Der Wendepunkt sollte mit dem Wechselkarussel kommen: Sarabia und Jovetic kamen auf der einen Seite rein und Zidane nahm Kroos für Kovacic raus. Der rechte offensive Sektor der Andalusier und der linke defensive der Blancos waren runderneuert und es sollte Sevilla sein, die davon profitieren. Mit der 5er Kette hatte Madrid Meter und Agressivität geopfert für eine bessere defensive Positionierung. Aber Kovacic, mit seiner extremen Mobilität sorgte dafür, dass die Struktur brockelte. Der Wechsel an sich, abgesehen davon, dass er wie gesagt dem grundsätzlichem Gameplan widersprach, war zu verstehen. Sevilla musste kommen und das hieß Madrid hatte die Möglichkeit das Spiel zuzumachen. Aber er zögerte damit, diese Entscheidung mit einem zweiten Wechsel(Asensio oder Morata) nochmal zu bestärken , wobei ich auch verstehen kann, dass er einen guten Benzema in der zweiten Hälfte nicht so gerne vom Platz nehmen wollte.
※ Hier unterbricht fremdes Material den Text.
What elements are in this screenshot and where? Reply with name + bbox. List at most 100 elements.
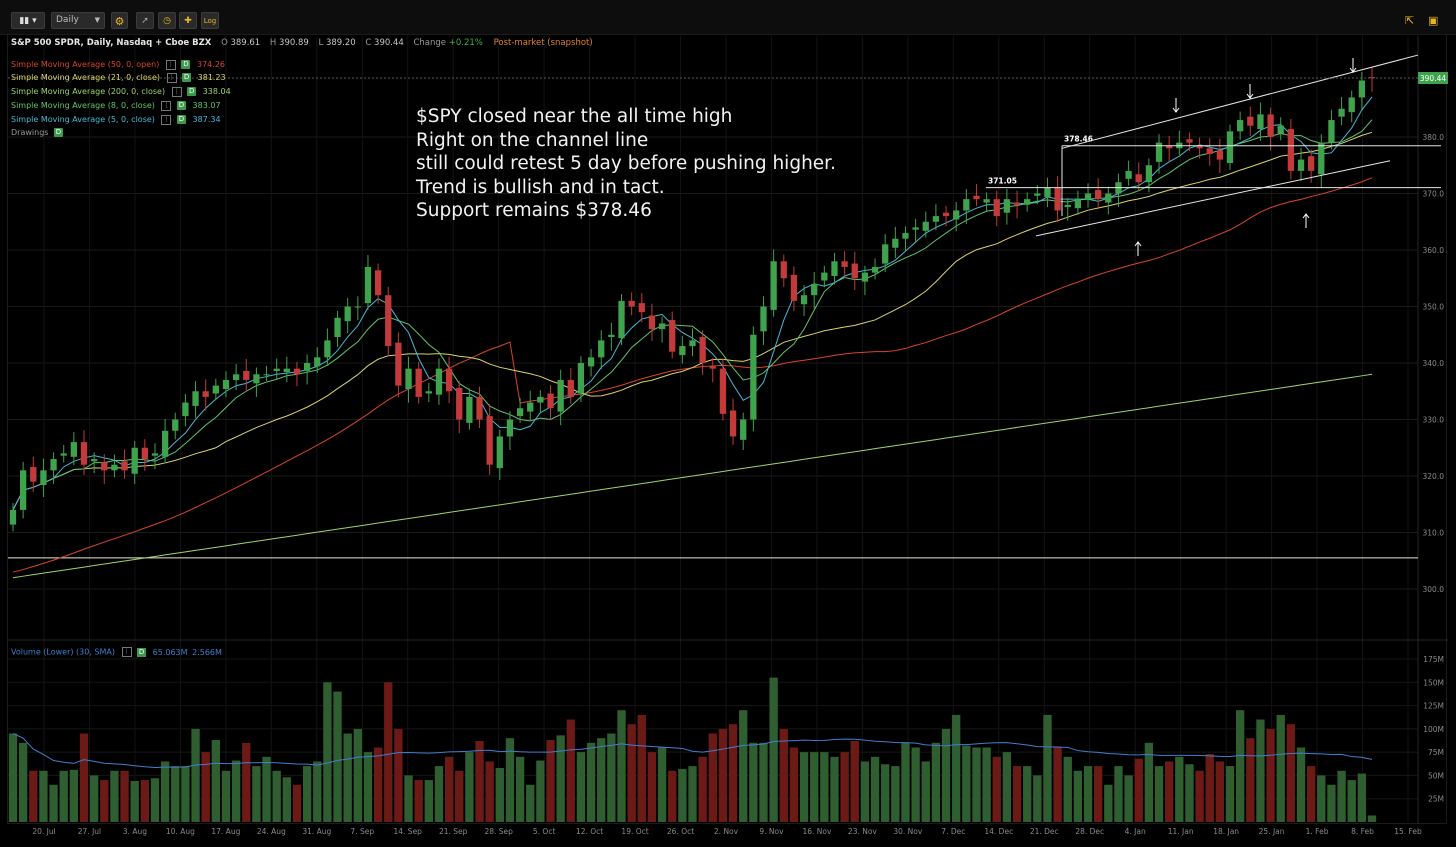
- volume-bar: [211, 740, 220, 822]
- indicator-menu-icon[interactable]: ⋮: [121, 647, 132, 657]
- volume-bar: [1144, 742, 1154, 822]
- candle-body: [963, 199, 970, 211]
- time-tick-label: 11. Jan: [1168, 827, 1194, 836]
- candle-body: [334, 317, 341, 338]
- drawings-row[interactable]: Drawings D: [11, 127, 63, 139]
- candle-body: [1206, 148, 1213, 154]
- open-value: 389.61: [230, 38, 261, 48]
- volume-bar: [231, 760, 241, 822]
- camera-icon[interactable]: ▣: [1428, 14, 1439, 27]
- indicator-d-button[interactable]: D: [181, 60, 191, 69]
- open-label: O: [221, 38, 228, 48]
- volume-bar: [29, 770, 38, 822]
- sma21-line: [12, 131, 1373, 511]
- indicator-d-button[interactable]: D: [182, 73, 192, 82]
- time-tick-label: 2. Nov: [714, 827, 739, 836]
- candle-body: [821, 272, 828, 281]
- indicator-menu-icon[interactable]: ⋮: [171, 86, 182, 97]
- chart-annotation[interactable]: $SPY closed near the all time high Right…: [416, 105, 836, 223]
- volume-bar: [1246, 738, 1255, 822]
- arrow-up-marker: [1134, 241, 1142, 256]
- trendline-button[interactable]: ➚: [136, 12, 154, 29]
- chart-type-button[interactable]: ▮▮ ▾: [11, 12, 45, 29]
- crosshair-button[interactable]: ✚: [179, 12, 197, 29]
- time-tick-label: 30. Nov: [893, 827, 923, 836]
- time-tick-label: 28. Sep: [484, 827, 513, 836]
- time-tick-label: 3. Aug: [123, 827, 147, 836]
- volume-bar: [110, 770, 119, 822]
- candle-body: [60, 453, 67, 456]
- indicator-sma200[interactable]: Simple Moving Average (200, 0, close) ⋮ …: [11, 86, 231, 98]
- settings-button[interactable]: ⚙: [111, 12, 128, 29]
- volume-tick-label: 100M: [1423, 725, 1444, 734]
- indicator-d-button[interactable]: D: [177, 101, 186, 110]
- volume-bar: [870, 756, 880, 822]
- time-tick-label: 4. Jan: [1125, 827, 1146, 836]
- arrow-head: [1349, 67, 1357, 73]
- time-tick-label: 23. Nov: [848, 827, 878, 836]
- chart-panel: [7, 34, 1447, 824]
- indicator-menu-icon[interactable]: ⋮: [161, 100, 172, 111]
- fullscreen-icon[interactable]: ⇱: [1405, 14, 1415, 27]
- candle-body: [1166, 146, 1173, 149]
- volume-bar: [444, 756, 454, 822]
- indicator-menu-icon[interactable]: ⋮: [165, 59, 176, 70]
- candle-body: [658, 323, 666, 330]
- candle-body: [770, 261, 777, 310]
- candle-body: [192, 391, 199, 406]
- candle-body: [598, 340, 605, 358]
- indicator-menu-icon[interactable]: ⋮: [166, 72, 177, 83]
- annotation-line: $SPY closed near the all time high: [416, 106, 733, 127]
- indicator-name: Simple Moving Average (200, 0, close): [11, 87, 166, 96]
- drawings-d-button[interactable]: D: [53, 128, 63, 137]
- channel-lower-line: [1035, 160, 1391, 237]
- volume-bar: [881, 764, 890, 822]
- price-tick-label: 300.0: [1423, 585, 1445, 594]
- indicator-menu-icon[interactable]: ⋮: [161, 114, 172, 125]
- volume-bar: [181, 766, 190, 822]
- indicator-d-button[interactable]: D: [187, 87, 197, 96]
- candle-body: [729, 410, 737, 437]
- volume-bar: [1134, 758, 1143, 822]
- candle-body: [1308, 156, 1315, 171]
- indicator-sma5[interactable]: Simple Moving Average (5, 0, close) ⋮ D …: [11, 114, 221, 126]
- candle-body: [922, 221, 929, 231]
- price-axis: 300.0 310.0 320.0 330.0 340.0 350.0 360.0 370.0…: [1423, 133, 1445, 594]
- interval-select[interactable]: Daily ▼: [51, 12, 105, 29]
- time-tick-label: 7. Dec: [941, 827, 965, 836]
- candle-body: [516, 408, 524, 417]
- candle-body: [669, 320, 676, 352]
- price-tick-label: 370.0: [1423, 190, 1445, 199]
- candle-body: [1287, 129, 1295, 171]
- volume-bar: [1114, 766, 1123, 822]
- indicator-sma50[interactable]: Simple Moving Average (50, 0, open) ⋮ D …: [11, 59, 225, 71]
- volume-bar: [1215, 761, 1225, 822]
- volume-bar: [373, 747, 383, 822]
- time-tick-label: 14. Dec: [984, 827, 1013, 836]
- candle-body: [1135, 174, 1142, 183]
- indicator-name: Simple Moving Average (5, 0, close): [11, 115, 155, 124]
- volume-bar: [414, 780, 423, 822]
- indicator-sma8[interactable]: Simple Moving Average (8, 0, close) ⋮ D …: [11, 100, 221, 112]
- candle-body: [1044, 187, 1051, 197]
- indicator-d-button[interactable]: D: [137, 647, 147, 657]
- volume-bar: [607, 733, 616, 822]
- volume-indicator[interactable]: Volume (Lower) (30, SMA) ⋮ D 65.063M 2.5…: [11, 647, 222, 657]
- candle-body: [760, 306, 767, 332]
- volume-bar: [1053, 747, 1062, 822]
- indicator-sma21[interactable]: Simple Moving Average (21, 0, close) ⋮ D…: [11, 72, 226, 84]
- time-tick-label: 25. Jan: [1259, 827, 1285, 836]
- volume-bar: [810, 752, 819, 822]
- volume-bar: [8, 733, 18, 822]
- candle-body: [912, 227, 919, 230]
- log-scale-button[interactable]: Log: [201, 12, 219, 29]
- indicator-name: Simple Moving Average (8, 0, close): [11, 101, 155, 110]
- candle-body: [942, 212, 950, 217]
- high-label: H: [269, 38, 277, 48]
- clock-button[interactable]: ◷: [158, 12, 176, 29]
- indicator-d-button[interactable]: D: [177, 115, 186, 124]
- candle-body: [608, 334, 615, 338]
- candle-body: [90, 459, 98, 462]
- price-tick-label: 310.0: [1423, 529, 1445, 538]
Auf der anderen Seite kam ein Sarabia rein, der vielleicht der effektivste Joker der spanischen Meisterschaft in dieser Saison ist. Dazu zog Sampaoli Ben Yedder ins Zentrum, um Nacho von Marcelo wegzuziehen, was der Windstoß war, der zum Sturm werden sollte. Ein Sturm, der im Pizjuan keine große Überraschung ist. Und vor dem Keylor erstarrte, zwei Mal patzte und den Fehler auf der anderen Seite von Sergio Rico mindestens ein Mal zu oft kompensierte und Sevilla konnte die Tore Nummer 7 und 8 ab 85. Minute erzielen bei Rückstand oder ausgeglichenem Resultat(in 18 Spielen!), Tore die ihnen bisher ganze 13 Punkte gebracht haben. Das Talent auf der Bank, von Spielern und Trainer, hat sich wieder einmal entscheidend für den Sevilla FC gezeigt.
Schade, dass Keylor gerade in dem Spiel ein blöder Fehler passiert, in dem die DAZN Kommentatoren ihn als Schwachpunkt bezeichnen.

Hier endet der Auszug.